その後も、彼女の【暴走】は続いた。道を走る清掃ドローンに無言で話しかけては、ドローンのセンサーを混乱させ、制御不能な動きをさせたり、街頭のホログラム広告に手を突っ込んで、広告画像をバグらせて意味不明な模様にしたりと、やりたい放題だった。
あやうく警備に通報されかけ、晴人はその都度、必死でファヌエルをかばい、謝罪を繰り返した。
「はあ……本当に勘弁してくれよ」
晴人は額の汗を拭いながら、力なくため息をついた。
「ねえ晴人。あなた、いつもこんな風に謝ってばかりなの?」
ファヌエルの声には、静かな疑問が込められていた。
「……まあな」
苦笑いで返すと、ファヌエルはきょとんとした顔をした。
「それ、つらくない?」
晴人は一瞬、言葉に詰まった。
つらくないわけがない。追放された身で、さらに公共の場で謝罪を繰り返すのは、いやな行為だった。けれど、この神秘的な存在に弱音を吐くのもみっともなく思えて、彼はただ笑顔でごまかすしかなかった。
そのとき。
先ほどファヌエルが混乱させた清掃ドローンが一台、再びぎこちなくこちらへ近寄ってきた。動きはまだ不安定で、今にも転倒して故障しそうだ。
「あ……ごめんね、困らせちゃったね」
ファヌエルはしゃがみこみ、ドローンの故障したセンサー部分に、そっと白い手を当てた。彼女の瞳がまた淡く光る。

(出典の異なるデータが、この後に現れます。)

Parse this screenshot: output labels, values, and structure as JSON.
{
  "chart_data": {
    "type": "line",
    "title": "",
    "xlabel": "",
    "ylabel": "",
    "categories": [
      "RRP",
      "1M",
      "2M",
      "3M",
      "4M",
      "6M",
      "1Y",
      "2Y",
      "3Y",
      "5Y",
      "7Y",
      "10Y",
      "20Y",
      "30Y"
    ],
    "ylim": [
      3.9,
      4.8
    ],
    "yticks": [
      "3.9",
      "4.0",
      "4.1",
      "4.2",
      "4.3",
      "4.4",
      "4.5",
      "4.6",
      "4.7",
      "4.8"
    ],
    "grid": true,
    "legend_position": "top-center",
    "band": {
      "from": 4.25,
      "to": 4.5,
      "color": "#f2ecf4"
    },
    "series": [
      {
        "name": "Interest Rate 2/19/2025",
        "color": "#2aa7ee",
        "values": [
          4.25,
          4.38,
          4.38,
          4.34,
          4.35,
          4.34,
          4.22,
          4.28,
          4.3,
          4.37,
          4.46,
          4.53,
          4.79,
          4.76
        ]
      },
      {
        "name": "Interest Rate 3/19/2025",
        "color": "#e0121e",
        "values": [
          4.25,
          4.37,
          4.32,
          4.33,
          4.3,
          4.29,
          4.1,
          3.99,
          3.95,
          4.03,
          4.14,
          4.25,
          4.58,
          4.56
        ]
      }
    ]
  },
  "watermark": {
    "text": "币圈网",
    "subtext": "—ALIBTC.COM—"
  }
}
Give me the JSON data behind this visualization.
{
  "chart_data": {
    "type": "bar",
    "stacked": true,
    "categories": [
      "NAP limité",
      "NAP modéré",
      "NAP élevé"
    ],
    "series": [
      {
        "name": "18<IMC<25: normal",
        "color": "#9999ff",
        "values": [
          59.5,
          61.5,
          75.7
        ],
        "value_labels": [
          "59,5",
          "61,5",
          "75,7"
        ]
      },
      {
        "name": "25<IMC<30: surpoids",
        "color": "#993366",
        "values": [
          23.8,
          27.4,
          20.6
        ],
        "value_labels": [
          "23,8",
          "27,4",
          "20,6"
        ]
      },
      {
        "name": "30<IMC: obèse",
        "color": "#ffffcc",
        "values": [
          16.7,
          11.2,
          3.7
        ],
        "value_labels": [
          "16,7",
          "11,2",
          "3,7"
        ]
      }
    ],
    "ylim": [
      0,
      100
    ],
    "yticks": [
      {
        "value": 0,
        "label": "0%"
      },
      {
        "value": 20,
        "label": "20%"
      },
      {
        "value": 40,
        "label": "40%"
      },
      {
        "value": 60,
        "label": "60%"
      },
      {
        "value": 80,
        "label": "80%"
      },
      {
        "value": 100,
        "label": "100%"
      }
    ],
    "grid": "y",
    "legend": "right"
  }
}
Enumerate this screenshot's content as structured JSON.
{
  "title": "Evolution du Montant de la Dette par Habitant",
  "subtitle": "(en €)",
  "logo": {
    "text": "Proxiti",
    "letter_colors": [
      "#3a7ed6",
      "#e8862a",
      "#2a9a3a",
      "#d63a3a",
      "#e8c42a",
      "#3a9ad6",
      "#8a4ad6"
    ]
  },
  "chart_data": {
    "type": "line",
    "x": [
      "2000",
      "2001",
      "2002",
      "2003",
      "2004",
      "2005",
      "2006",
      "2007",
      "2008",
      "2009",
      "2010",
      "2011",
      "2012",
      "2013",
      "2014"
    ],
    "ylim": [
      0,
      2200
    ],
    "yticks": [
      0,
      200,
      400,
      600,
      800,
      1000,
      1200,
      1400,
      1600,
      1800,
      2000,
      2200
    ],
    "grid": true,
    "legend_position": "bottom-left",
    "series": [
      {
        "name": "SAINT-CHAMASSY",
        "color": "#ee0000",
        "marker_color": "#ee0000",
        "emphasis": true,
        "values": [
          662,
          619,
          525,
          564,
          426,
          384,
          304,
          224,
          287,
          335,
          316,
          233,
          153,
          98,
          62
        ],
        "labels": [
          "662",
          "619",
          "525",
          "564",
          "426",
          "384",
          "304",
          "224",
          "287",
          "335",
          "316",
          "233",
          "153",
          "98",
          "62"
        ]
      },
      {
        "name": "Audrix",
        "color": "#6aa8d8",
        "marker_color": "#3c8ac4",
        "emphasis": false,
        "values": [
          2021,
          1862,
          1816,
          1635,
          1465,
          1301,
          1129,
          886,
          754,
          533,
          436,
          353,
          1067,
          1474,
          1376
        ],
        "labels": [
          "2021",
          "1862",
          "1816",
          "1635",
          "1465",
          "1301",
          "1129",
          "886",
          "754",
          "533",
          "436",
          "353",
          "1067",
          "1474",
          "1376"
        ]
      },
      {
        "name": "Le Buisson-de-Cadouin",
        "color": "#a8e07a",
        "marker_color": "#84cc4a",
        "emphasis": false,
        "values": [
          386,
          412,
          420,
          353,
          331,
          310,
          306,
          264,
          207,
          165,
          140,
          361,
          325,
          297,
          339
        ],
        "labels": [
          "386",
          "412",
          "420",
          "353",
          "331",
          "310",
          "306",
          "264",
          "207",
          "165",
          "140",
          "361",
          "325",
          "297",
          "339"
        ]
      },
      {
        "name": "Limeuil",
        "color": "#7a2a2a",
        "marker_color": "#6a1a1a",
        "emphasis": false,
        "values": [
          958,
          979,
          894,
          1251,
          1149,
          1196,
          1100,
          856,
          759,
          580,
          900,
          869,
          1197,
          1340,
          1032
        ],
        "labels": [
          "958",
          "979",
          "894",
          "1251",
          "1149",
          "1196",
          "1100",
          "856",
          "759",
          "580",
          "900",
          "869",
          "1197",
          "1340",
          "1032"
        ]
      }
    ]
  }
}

「大丈夫、大丈夫。あなたのポシビリティ、私がもう一度、ちゃんと整えてあげる……はい、これで元通り」
すると不思議なことに、ドローンの動きは次第に安定していき、やがて乱れのない滑らかな軌道で、清掃作業を再開しながら走り去った。
「……直ったのか?」
晴人が目を丸くする。あまりにも鮮やかな修復作業だった。
「うん。少し乱れてただけ。さっき、私が混ぜちゃったのを、もとに戻したよ」
ファヌエルは胸を張って言った。
それだけではなかった。バグっていたホログラム広告も、暴走していた自販機も、次々に正常な状態へと復旧していく。通行人たちは「なんだ、直ったのか」「よかった、助かった」と口々に言い、誰もファヌエルが原因であり、そして彼女が直した張本人だったとは気づかない。
「……お前、やろうと思えばできるんだな」
「えへへ。晴人に褒められると、嬉しい」
子犬のように無邪気な笑顔を見せるファヌエルに、晴人は少しだけ呆れ、そしてほんの少しだけ、胸の奥で安堵した。
そのとき、前方から知った顔が歩いてきた。
以前の職場で共に働いていた、同期だった。
晴人は反射的に声を上げようと、口を開く。
「おーい!」
だが、相手はこちらを見た瞬間、一瞬眉をひそめただけで、すぐに冷たい視線を逸らし、何もなかったかのように通り過ぎていった。
「…………」
晴人の胸に、再び冷たいものが広がる。
ああ、やっぱり。俺はもう、彼らが自ら声をかける相手ですらないのか。追放者という烙印は、ここまで徹底しているのか。
俯いた晴人の横で、ファヌエルが小さくつぶやいた。
「あなたの可能性、私は嫌いじゃないよ」
その声に、晴人はゆっくりと顔を上げた。
ファヌエルは相変わらず無邪気な笑みを浮かべていた。けれど、その瑠璃色の瞳の奥には、彼の【ポシビリティ】を認める、どこか確かな意思が宿っているように見えた。
「……なんだよ、急に」
「だって、本当のことだから」
ファヌエルはそれだけ言って、再び街の賑わいに興味を向ける。
晴人は小さく息を吐いた。
心の奥底に広がっていた冷たさが、ほんの少しだけ和らいだ気がした。